夏の暑さと人の往来で祭りの賑わいが伝わる。

「パパ、あれ食べたい~。」
「ん?どれだ?」
「あれだよ~。茶色いの~。」
「チョコバナナか?美味しいよなぁ。ママ?どう?」
「一本ならいいわよ~。二人で分けてね。」
「買う~。買う~。」
「帰ったら歯磨きしなさいよ(笑)いいわね。」
「うん!するよ~。」

チョコバナナをほおばりながら歩いていると
思わず目を見張った・・・・・・。

真梨香だ。

向こうから真梨香が歩いてくる。
派手にはなったものの、変わらない。

やはり子供連れだ。
優しそうだが、うだつの上がらなそうなおやじと歩いている。
気付くだろうか。
胸の鼓動が急に激しくなってきた。

気付かないふりだけして、通り過ぎた。
向こうも気付いていない様子だ。
・・・・・良かった。

「パパ?どうしたの?知り合い?」
「ん・・ああ、中学んときの同級生。」
「声掛けなくていいの?」
「ん?振られちゃった子だから・・・・さ(苦笑)」
「そうなんだ~。パパを振るなんて許せないわね(笑)」
「ま、中学んときだから。ははは・・・・。

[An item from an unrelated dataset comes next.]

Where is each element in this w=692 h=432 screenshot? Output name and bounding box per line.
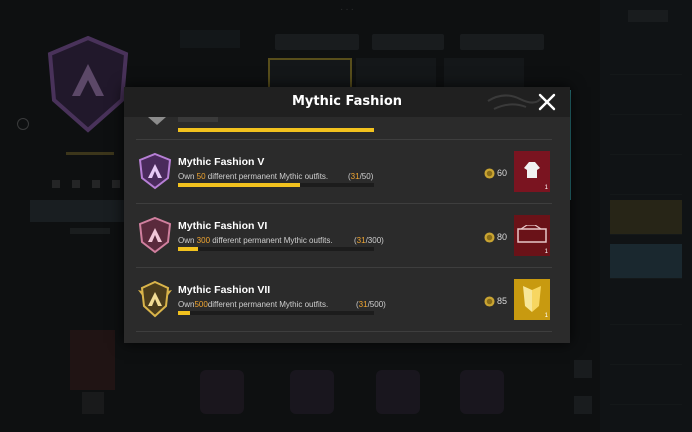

」

きっとお盆で帰省したのだろう。
まぁ、元気そうで良かった。
色々あっても元気でいてさえくれれば。
もういい大人なのだ。
自分でなにがしかの”決着”を着けたのだろう。

自分で自分を納得させた。
もう遙か昔のことでこんなに慌てるなんて・・・・。
でも、この時に慌てていたのは僕だけではなかった。

この”再会”が後に大事になるとは・・・・・。
この時には知るよしもなかった。
世間は狭く、運命は思っていた以上に過酷・・・・だ。